Yes, but as I pointed out, it goes further. The set of possible options can naively be based on what object O
can do. However, we can also make a set of options Object O
must do. It is not possible for object O to pick an option outside either of these sets, and thus it could never have done any of the options that is in the "
can"-set but not in the "
must"-set. These two sets turn out to be equivalent. But the definition of
free demands an option outside of the set be picked, and thus no object can ever be
free, by definition.
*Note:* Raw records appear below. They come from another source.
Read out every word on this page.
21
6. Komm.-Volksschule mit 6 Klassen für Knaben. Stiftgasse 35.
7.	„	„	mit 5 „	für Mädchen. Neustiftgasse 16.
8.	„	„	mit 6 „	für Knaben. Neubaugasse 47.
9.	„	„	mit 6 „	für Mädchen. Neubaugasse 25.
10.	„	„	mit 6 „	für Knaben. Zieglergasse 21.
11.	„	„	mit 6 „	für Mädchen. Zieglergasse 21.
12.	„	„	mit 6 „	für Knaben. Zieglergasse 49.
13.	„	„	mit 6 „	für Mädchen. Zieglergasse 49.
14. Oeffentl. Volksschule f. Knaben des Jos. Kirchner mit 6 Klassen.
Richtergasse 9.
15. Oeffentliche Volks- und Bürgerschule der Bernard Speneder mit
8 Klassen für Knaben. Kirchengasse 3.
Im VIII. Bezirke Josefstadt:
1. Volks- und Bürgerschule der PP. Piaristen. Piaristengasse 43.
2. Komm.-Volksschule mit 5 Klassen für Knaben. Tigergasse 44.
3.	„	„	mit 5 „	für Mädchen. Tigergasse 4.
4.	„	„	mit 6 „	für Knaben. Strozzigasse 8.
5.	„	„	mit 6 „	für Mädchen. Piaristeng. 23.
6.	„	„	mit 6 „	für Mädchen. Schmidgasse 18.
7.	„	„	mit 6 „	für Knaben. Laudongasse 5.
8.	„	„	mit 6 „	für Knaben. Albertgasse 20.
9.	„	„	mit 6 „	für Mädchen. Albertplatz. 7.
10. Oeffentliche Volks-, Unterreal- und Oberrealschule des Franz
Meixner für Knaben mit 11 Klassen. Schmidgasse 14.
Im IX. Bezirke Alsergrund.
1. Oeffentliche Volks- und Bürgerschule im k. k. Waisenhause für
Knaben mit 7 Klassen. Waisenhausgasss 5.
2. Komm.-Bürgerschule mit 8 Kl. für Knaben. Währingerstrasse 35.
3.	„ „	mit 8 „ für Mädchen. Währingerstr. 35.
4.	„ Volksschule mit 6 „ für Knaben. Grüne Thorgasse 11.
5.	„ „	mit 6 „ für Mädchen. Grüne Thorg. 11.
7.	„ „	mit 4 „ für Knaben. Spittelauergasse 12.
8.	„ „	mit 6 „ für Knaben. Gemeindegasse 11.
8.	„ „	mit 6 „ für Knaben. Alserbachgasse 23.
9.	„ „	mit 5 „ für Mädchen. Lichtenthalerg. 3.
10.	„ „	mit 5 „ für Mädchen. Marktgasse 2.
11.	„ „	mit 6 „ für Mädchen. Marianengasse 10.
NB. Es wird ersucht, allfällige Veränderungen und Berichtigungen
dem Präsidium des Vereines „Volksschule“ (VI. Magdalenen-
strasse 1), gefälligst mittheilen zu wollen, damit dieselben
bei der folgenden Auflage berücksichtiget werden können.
That seems like a waste of a word to me.
The former is, as I see it, a matter of randomness, and thus not free.
I don't see how randomness factors into your definition of
free?
My view is that the thing we call "free will" is an illusion, in that it appears that we are not determinsistically bound to a certain course (albeit each moment randomly selected among the probability function determining the system).
I am more than happy with what we colloquially call "free will", that it exists, but the logic would suggest, if the premises are true, that it appears to our consciousness to operate contrary to the actual system itself.
Of course it doesn't actually operate contrary, but it appears to in this regard.
Sure, but if "free will" is based on your definition of
free, then "free will" can't exist by definition; that's my point. All other arguments are unnecessary, because you've implicitly defined "free will" to be nonexistent in the first place.
As for defining "free" in a way that makes it useless, I don't agree that it is.
To me the definition makes sense: if, for a given set of inputs, something has no control over the output, it is not free.
That's not what your definition appears to be, as I pointed out that it is more along the lines of: "if, for a given set of possible outcomes, something cannot pick an outcome not part of that set, it is not
free."
All I have done is taken that understanding and applied it to some logic, which I think is valid, and the premises not disputed.
And I don't disagree with your arguments and logic. My only point here is that your definition of
free seems to already rule it out entirely.
That said, I also do not disagree that the term "free" has a somewhat different meaning when referring to conscious systems by those systems, for example.
In doing so it ignores within the language what goes on "below-the-line" so to speak.
Which is why I'm explicitly underlining the word, to make that distinction clear.
It is when comparing the two notions, however, that I feel that one can validly conclude that the one is but an illusion in terms of the other (if the given assumptions are accepted).
However, if one wishes to ignore the "below-the-line" notion, and only discuss the "above-the-line" notion then that is okay, just don't expect the term "free" to have the same meaning or connotations in both perspectives.
Which is why I'm only discussing your definition of the word; I'm explicitly trying to stay away for that hornet's nest.
I think there are many views of what "free" means, and like you I would agree that a definition would / should have been set out from the outset.
Completely agreed.
I note this was suggested numerous times before, but there has been resistance by some.
Such resistance is typically a bad omen for the discussion in general.
What is the best, albeit unsatisfactory, one that you have come across?
I've seen incoherent definitions, useless definitions, tautologies. But I think the most egregious one I've come across is that "free will" was given to us limited creatures by an all-powerful, all-knowing divine being, and that it gives us the ability to go against the will of said divine being. Typically, this being is also all-good, and it is this "free will" given to us that allows us to do evil. It's incoherent and self-contradictory on so many levels, I was quite amazed by it!